Examining this question more broadly, most endeavours that are worthwhile in life involve submission to an authority or a system. If you want to learn German, you cannot negotiate the case system used in German. You may not like it, but there it is, and use it you must. It is not lording it over you. It was there first, and you decided to use it. The relationship is not symmetrical: you need it but it does not need you. It need not change for you. If you want to use German, you must use it in accordance with the rules of the system in place. If you want to progress in German rather than tread water or go backwards, you have to put in the time every day, maybe considerable time, maybe sacrificing all sorts of other activities. Again, this is not German being difficult or dictatorial: it is simply a function of how human beings learn languages. A German teacher who picks you up on the misuse of cases or insists on adherence to a strict timetable is simply setting out a system for learning the language effectively. They are not bullying you: you signed up for the course. You can leave at any time, if you don’t like it, and go and watch Netflix instead.

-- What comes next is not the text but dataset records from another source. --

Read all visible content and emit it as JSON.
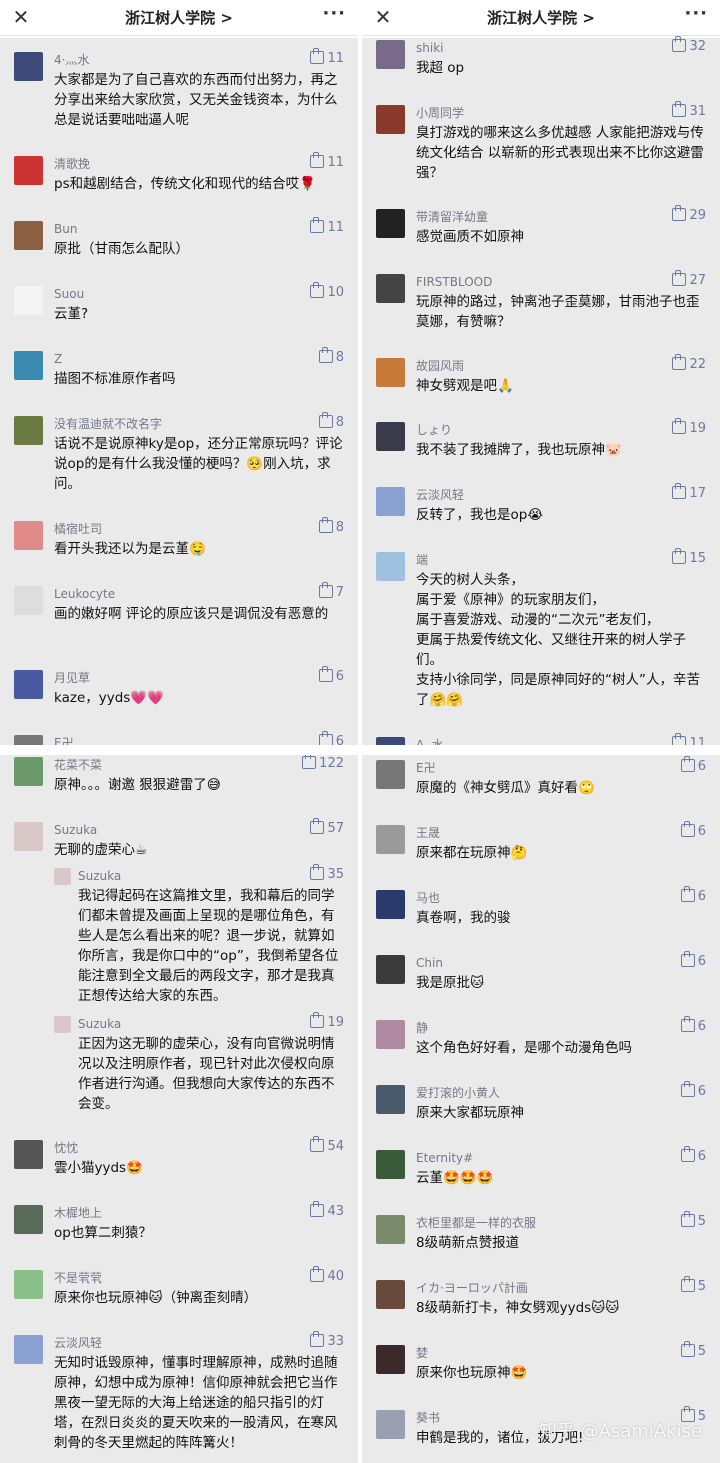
{
  "title": "浙江树人学院 >",
  "panels": {
    "tl": [
      {
        "name": "4·灬水",
        "likes": "11",
        "text": "大家都是为了自己喜欢的东西而付出努力，再之分享出来给大家欣赏，又无关金钱资本，为什么总是说话要咄咄逼人呢",
        "color": "#3c4a7a"
      },
      {
        "name": "清歌挽",
        "likes": "11",
        "text": "ps和越剧结合，传统文化和现代的结合哎🌹",
        "color": "#c33"
      },
      {
        "name": "Bun",
        "likes": "11",
        "text": "原批（甘雨怎么配队）",
        "color": "#8a6040"
      },
      {
        "name": "Suou",
        "likes": "10",
        "text": "云堇?",
        "color": "#f4f4f4"
      },
      {
        "name": "Z",
        "likes": "8",
        "text": "描图不标准原作者吗",
        "color": "#3a8ab0"
      },
      {
        "name": "没有温迪就不改名字",
        "likes": "8",
        "text": "话说不是说原神ky是op，还分正常原玩吗？评论说op的是有什么我没懂的梗吗？🥺刚入坑，求问。",
        "color": "#6a7a40"
      },
      {
        "name": "橘宿吐司",
        "likes": "8",
        "text": "看开头我还以为是云堇🤤",
        "color": "#e08a8a"
      },
      {
        "name": "Leukocyte",
        "likes": "7",
        "text": "画的嫩好啊 评论的原应该只是调侃没有恶意的",
        "color": "#ddd"
      },
      {
        "name": "月见草",
        "likes": "6",
        "text": "kaze，yyds💗💗",
        "color": "#4a5aa0"
      },
      {
        "name": "E卍",
        "likes": "6",
        "text": "",
        "color": "#777"
      }
    ],
    "tr": [
      {
        "name": "shiki",
        "likes": "32",
        "text": "我超 op",
        "color": "#7a6a8a"
      },
      {
        "name": "小周同学",
        "likes": "31",
        "text": "臭打游戏的哪来这么多优越感 人家能把游戏与传统文化结合 以崭新的形式表现出来不比你这避雷强？",
        "color": "#8a3a2a"
      },
      {
        "name": "带清留洋幼童",
        "likes": "29",
        "text": "感觉画质不如原神",
        "color": "#222"
      },
      {
        "name": "FIRSTBLOOD",
        "likes": "27",
        "text": "玩原神的路过，钟离池子歪莫娜，甘雨池子也歪莫娜，有赞嘛？",
        "color": "#444"
      },
      {
        "name": "故园风雨",
        "likes": "22",
        "text": "神女劈观是吧🙏",
        "color": "#c87a3a"
      },
      {
        "name": "しょり",
        "likes": "19",
        "text": "我不装了我摊牌了，我也玩原神🐷",
        "color": "#3a3a4a"
      },
      {
        "name": "云淡风轻",
        "likes": "17",
        "text": "反转了，我也是op😭",
        "color": "#8aa0d0"
      },
      {
        "name": "端",
        "likes": "15",
        "text": "今天的树人头条，\n属于爱《原神》的玩家朋友们，\n属于喜爱游戏、动漫的“二次元”老友们，\n更属于热爱传统文化、又继往开来的树人学子们。\n支持小徐同学，同是原神同好的“树人”人，辛苦了🤗🤗",
        "color": "#a0c0e0"
      },
      {
        "name": "A. 水",
        "likes": "11",
        "text": "",
        "color": "#3c4a7a"
      }
    ],
    "bl": [
      {
        "name": "花菜不菜",
        "likes": "122",
        "text": "原神。。。谢邀 狠狠避雷了😅",
        "color": "#6a9a6a"
      },
      {
        "name": "Suzuka",
        "likes": "57",
        "text": "无聊的虚荣心☕",
        "color": "#d8c8c8"
      },
      {
        "name": "Suzuka",
        "likes": "35",
        "text": "我记得起码在这篇推文里，我和幕后的同学们都未曾提及画面上呈现的是哪位角色，有些人是怎么看出来的呢？退一步说，就算如你所言，我是你口中的“op”，我倒希望各位能注意到全文最后的两段文字，那才是我真正想传达给大家的东西。",
        "color": "#d8c8c8",
        "reply": true
      },
      {
        "name": "Suzuka",
        "likes": "19",
        "text": "正因为这无聊的虚荣心，没有向官微说明情况以及注明原作者，现已针对此次侵权向原作者进行沟通。但我想向大家传达的东西不会变。",
        "color": "#d8c8c8",
        "reply": true
      },
      {
        "name": "忱忱",
        "likes": "54",
        "text": "雲小猫yyds🤩",
        "color": "#555"
      },
      {
        "name": "木樨地上",
        "likes": "43",
        "text": "op也算二刺猿？",
        "color": "#5a6a5a"
      },
      {
        "name": "不是茕茕",
        "likes": "40",
        "text": "原来你也玩原神🐱（钟离歪刻晴）",
        "color": "#8ac08a"
      },
      {
        "name": "云淡风轻",
        "likes": "33",
        "text": "无知时诋毁原神，懂事时理解原神，成熟时追随原神，幻想中成为原神！信仰原神就会把它当作黑夜一望无际的大海上给迷途的船只指引的灯塔，在烈日炎炎的夏天吹来的一股清风，在寒风刺骨的冬天里燃起的阵阵篝火！",
        "color": "#8aa0d0"
      }
    ],
    "br": [
      {
        "name": "E卍",
        "likes": "6",
        "text": "原魔的《神女劈瓜》真好看🙄",
        "color": "#777"
      },
      {
        "name": "王晟",
        "likes": "6",
        "text": "原来都在玩原神🤔",
        "color": "#9a9a9a"
      },
      {
        "name": "马也",
        "likes": "6",
        "text": "真卷啊，我的骏",
        "color": "#2a3a6a"
      },
      {
        "name": "Chin",
        "likes": "6",
        "text": "我是原批🐱",
        "color": "#3a3a3a"
      },
      {
        "name": "静",
        "likes": "6",
        "text": "这个角色好好看，是哪个动漫角色吗",
        "color": "#b08aa0"
      },
      {
        "name": "爱打滚的小黄人",
        "likes": "6",
        "text": "原来大家都玩原神",
        "color": "#4a5a6a"
      },
      {
        "name": "Eternity#",
        "likes": "6",
        "text": "云堇🤩🤩🤩",
        "color": "#3a5a3a"
      },
      {
        "name": "衣柜里都是一样的衣服",
        "likes": "5",
        "text": "8级萌新点赞报道",
        "color": "#7a8a6a"
      },
      {
        "name": "イカ·ヨーロッパ計画",
        "likes": "5",
        "text": "8级萌新打卡，神女劈观yyds🐱🐱",
        "color": "#6a4a3a"
      },
      {
        "name": "婪",
        "likes": "5",
        "text": "原来你也玩原神🤩",
        "color": "#3a2a2a"
      },
      {
        "name": "葵书",
        "likes": "5",
        "text": "申鹤是我的，诸位，拔刀吧!",
        "color": "#9aa0b0"
      }
    ]
  },
  "watermark": "知乎 @AsamiAkise"
}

Sponsorship is similar. Being lax as a sponsor is all well and good, but is it in the sponsee’s interests? What is loving is what is in someone’s interests.

The system of recovery is based on ancient principles of spiritual growth. Daily rigorous action is common to all religious and spiritual approaches in the world. No one made up these rules. They are rather like gravity. They simply are. Our job is to recognise the rules and to live in accordance with them. If we fail to do so, the rules will not be punishing us. They’re not capable of punishment. But, as with gravity, we will suffer if we fail to recognise them. If we jump out of a high window because we do not recognise the authority of gravity, we will fall and injure ourselves. Gravity is not judging our failure to recognise it. It is not aware of us.

A tough sponsor, therefore, is not imposing a system on the sponsee. A tough sponsor is merely setting out a system for the sponsee to follow, a system which they themselves, the sponsor, follow, in recognition of what works in accordance with spiritual laws.

Although there is certainly an advantage in the softly softly approach, in that the sponsee greatly appreciates the gentleness, if difficulties later arise because of the sponsee‘s lax approach, and the sponsor points out that the cause of these problems lies precisely in that lax approach, instead suggesting daily programme work, the sponsee will typically resent this. In being gentle for months and then pulling rank, one finds one is no farther ahead than if one had been tough from the beginning, and often one is for further behind. Not only is the cordiality lost, but there is a sense of ‘bait and switch’ or befuddlement. ‘What happened?’ (the sponsee asks themself) ‘We were getting on so well!’

My experience is that it is better to be tough from the start and therefore consistent. If the sponsee is lulled into a false sense of security with a lax approach, the awakening that dawns when the sponsor tightens up the system can be described only as rude. This is why I adopt a tough approach from the beginning. Although sponsees sometimes do become very resentful, this is an inevitable stage whatever approach one takes, unless the sponsee drops out altogether, so one might as well get over the resentment hump right at the start.

This is the view from the bridge, as it were, right now, so I may change my views, but this is what I’m currently finding effective.